Many of the species on the Bush administration's tentative list have
storied legal histories.

For the endangered southwestern willow flycatcher, the Fish and
Wildlife Service in 1997 designated 599 miles of stream and river
beds across California and six other states as critical habitat in
response to a court order resulting from a lawsuit filed by an
environmental group.

The New Mexico Cattle Growers Assn. sued the government, complaining
that fencing erected to protect the habitat of the petite bird was
making it difficult for their cattle to get to water and grazing
land, thus forcing ranchers to decrease their herds.

The association won the lawsuit two years ago, and the agency was
ordered to withdraw the critical habitat designation while it was
reconsidered. The Fish and Wildlife Service has yet to propose a new
habitat designation, and the flycatcher was on the list of species
being considered for seeking court extensions.

The National Home Builders Assn. filed a similar lawsuit contesting
the critical habitat designated in the Tucson area to protect the
pygmy owl.

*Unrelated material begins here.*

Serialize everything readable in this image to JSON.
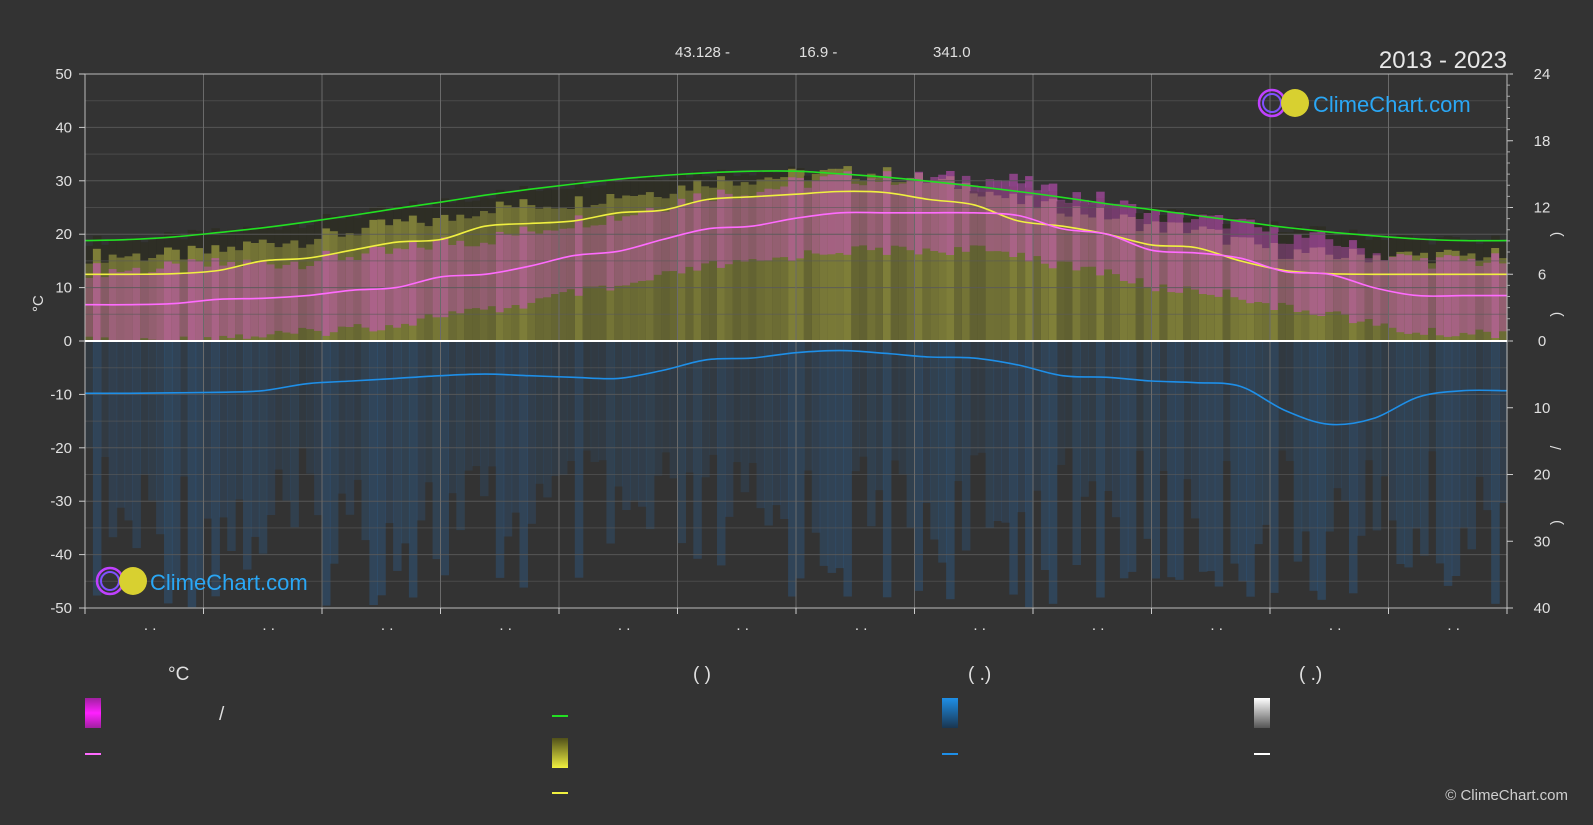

Rather than waiting for a judge to rule, the Bush
administration agreed with the builders' complaint, withdrew the
critical habitat designation and Fish and Wildlife began developing a
new plan.

The new proposal, to designate 1.2 million acres of private and
public land for critical habitat, was completed in November but the
designation process is not complete. It is among the cases for which
the Fish and Wildlife Service is considering requesting more time.